I think a lot about what it means to trust an author, especially in the context of feminist / anti-racist storytelling. When I don't trust the author, I resort to a "bingo card" approach to judging a work's merits. Passes the Bechdel test? Check. More than one character with the same marginalized identity? Check. No female suffering that furthers the emotional arcs of men? Bingo, and you're done.

Black Leopard is a 620-page novel about toxic masculinity, and while James does okay by my "bingo card" metric, I don't think he's keeping score. The violence in this novel is frequent and graphic. Rape permeates the text. Bodies and body parts are commodities or even comestibles, giving a new dimension to body horror.

James tackles difficult subject matter by writing a book that is deeply reflective and tells the truth as he feels best able to tell it. One graceful way he does this is embodied in the character of Tracker. Tracker has a problem with women, but rather than following the time-honored tradition of Western novels - asking us to read about an antihero protagonist who is a sexual predator - James gives us a queer character whose primary relationships are with men. The book investigates how Tracker's familial and sexual trauma poisons his relationships and sense of self without resorting to the bodies of women as a medium for this narrative.

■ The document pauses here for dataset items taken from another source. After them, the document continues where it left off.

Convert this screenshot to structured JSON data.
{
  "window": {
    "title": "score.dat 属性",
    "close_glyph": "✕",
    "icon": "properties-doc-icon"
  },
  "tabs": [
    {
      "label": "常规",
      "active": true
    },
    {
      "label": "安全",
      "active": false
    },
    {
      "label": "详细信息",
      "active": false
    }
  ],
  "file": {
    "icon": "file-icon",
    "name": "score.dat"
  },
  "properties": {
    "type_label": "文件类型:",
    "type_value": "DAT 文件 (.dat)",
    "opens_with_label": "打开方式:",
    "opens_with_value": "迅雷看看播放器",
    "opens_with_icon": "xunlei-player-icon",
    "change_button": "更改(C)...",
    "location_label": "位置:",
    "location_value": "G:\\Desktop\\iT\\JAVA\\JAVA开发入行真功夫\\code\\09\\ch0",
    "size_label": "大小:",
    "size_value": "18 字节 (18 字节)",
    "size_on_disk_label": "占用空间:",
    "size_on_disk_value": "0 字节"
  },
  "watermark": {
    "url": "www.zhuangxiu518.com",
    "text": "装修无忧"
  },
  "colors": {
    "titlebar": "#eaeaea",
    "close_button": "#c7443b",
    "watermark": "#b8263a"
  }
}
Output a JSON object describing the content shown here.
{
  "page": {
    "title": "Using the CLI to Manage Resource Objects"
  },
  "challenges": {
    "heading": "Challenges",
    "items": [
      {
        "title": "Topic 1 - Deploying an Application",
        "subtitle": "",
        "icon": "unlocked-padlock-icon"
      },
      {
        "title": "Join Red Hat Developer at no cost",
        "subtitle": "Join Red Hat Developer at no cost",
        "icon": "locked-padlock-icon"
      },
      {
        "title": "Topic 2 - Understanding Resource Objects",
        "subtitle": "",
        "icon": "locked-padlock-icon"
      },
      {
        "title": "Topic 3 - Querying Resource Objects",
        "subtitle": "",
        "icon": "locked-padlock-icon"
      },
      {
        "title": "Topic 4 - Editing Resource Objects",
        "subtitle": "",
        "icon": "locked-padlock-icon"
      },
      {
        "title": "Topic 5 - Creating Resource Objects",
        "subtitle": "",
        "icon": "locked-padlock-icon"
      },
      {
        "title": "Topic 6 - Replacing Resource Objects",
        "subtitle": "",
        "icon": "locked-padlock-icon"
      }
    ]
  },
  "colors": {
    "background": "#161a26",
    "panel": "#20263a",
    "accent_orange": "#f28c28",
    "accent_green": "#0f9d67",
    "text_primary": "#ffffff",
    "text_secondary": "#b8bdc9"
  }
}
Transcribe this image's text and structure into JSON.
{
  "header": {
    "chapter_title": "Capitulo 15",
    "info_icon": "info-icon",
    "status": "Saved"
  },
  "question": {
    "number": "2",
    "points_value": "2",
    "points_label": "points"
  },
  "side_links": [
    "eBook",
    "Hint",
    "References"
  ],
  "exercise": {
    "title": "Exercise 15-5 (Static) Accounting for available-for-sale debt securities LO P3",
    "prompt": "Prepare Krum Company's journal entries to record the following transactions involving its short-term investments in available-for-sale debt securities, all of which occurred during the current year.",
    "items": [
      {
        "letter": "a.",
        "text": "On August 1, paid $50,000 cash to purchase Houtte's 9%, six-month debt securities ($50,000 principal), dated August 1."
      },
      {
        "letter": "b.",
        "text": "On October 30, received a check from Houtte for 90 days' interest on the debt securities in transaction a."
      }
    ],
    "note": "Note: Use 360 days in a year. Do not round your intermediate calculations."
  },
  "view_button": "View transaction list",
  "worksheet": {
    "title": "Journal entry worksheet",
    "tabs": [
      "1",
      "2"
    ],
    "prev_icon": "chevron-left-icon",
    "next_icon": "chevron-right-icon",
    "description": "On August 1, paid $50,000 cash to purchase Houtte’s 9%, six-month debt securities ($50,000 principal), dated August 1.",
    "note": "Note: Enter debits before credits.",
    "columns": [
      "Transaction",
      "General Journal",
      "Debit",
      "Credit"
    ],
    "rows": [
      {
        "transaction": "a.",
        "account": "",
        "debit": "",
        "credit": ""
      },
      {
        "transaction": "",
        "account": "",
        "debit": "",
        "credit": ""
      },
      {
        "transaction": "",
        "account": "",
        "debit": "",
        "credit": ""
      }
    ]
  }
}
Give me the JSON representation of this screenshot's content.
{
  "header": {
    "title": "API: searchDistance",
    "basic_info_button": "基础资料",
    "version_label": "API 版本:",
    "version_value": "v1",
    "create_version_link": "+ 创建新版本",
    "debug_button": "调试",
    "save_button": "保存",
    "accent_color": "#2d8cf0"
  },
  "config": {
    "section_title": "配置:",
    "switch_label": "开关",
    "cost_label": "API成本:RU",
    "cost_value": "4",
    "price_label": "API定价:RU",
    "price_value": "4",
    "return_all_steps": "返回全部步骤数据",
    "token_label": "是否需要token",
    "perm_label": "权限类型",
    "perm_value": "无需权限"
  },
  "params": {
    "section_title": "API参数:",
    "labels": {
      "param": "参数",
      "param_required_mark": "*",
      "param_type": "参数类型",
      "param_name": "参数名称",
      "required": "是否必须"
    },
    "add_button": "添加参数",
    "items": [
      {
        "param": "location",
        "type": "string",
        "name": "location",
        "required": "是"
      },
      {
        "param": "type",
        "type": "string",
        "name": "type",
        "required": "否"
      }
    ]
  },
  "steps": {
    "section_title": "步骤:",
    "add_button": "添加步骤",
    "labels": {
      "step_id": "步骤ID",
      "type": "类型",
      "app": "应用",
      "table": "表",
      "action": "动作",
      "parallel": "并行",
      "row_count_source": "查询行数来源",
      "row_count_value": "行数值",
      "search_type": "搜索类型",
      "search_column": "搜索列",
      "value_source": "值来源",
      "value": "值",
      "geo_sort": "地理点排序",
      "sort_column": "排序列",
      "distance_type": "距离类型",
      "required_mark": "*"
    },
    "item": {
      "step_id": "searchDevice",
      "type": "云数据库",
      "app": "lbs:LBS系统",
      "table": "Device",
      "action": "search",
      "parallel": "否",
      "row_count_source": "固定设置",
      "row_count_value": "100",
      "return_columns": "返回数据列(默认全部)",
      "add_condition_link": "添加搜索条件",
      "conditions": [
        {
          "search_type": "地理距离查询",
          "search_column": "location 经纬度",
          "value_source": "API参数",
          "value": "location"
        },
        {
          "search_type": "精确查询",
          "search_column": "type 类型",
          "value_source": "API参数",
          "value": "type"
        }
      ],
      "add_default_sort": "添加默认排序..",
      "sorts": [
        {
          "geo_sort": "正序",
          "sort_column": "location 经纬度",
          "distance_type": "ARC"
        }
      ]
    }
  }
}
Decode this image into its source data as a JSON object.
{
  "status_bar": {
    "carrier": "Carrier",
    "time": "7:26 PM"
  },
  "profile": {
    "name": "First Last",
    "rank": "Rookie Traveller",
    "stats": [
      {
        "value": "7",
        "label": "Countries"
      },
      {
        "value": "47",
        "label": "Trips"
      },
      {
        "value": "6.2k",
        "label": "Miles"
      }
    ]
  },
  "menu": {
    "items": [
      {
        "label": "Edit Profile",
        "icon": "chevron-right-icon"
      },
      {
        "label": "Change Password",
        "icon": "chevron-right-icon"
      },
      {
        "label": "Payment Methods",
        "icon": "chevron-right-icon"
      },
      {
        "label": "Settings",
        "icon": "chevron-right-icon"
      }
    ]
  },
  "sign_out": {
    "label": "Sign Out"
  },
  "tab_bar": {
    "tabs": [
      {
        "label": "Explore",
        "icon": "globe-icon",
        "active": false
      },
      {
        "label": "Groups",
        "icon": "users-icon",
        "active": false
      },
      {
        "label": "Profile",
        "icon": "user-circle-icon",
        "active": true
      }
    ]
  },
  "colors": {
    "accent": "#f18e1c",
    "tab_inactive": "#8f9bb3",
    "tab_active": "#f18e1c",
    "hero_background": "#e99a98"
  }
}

The violence in this novel is brought into relief by an immense tenderness. Tracker is a killer, but he's also a parent. He spends most of the book trying to rescue children, and he finds healing, of a partial sort, in his relationships. The romance arc is unconscionably sweet considering how brutal this novel is.

Now, the women. By refusing to write a book that centers on female victims, James frees himself to write female characters who are complicated and enigmatic and often quite unlikable. They have their own agendas, their own voices. They are also every bit as damaged as Tracker, and the novel has an interesting thread that reads to me like a critique of the thin revisionist histories produced by a second-wave feminism or old-school Afrocentrism. It's a cautionary tale of inventing a fairy tale history for your identity rather than giving your ancestors permission to be fully human.

Because this is a book about masculinity—or maybe because Tracker is regarding womanhood across so wide a gulf—the women of this book are a little unreal. They take on the character of a Greek chorus, airing their grievances toward men, then going off to be inscrutable. I think probably this is on purpose. On a first read I feel like I'm far from comprehending everything that's going on in this book.

I hope the next two books are a bit tighter, and that they give women a chance to tell their own story, although I can't say for sure that's what James has in mind. When I imagine the female answer to Black Leopard, I unaccountably think of Interview with a Vampire and The Vampire Lestat, Louis's yin energy followed by Lestat's yang brashness. And then it occurs to me that both Black Leopard and Interview are about queer monster-men who want to protect the innocent and are telling their stories in first person.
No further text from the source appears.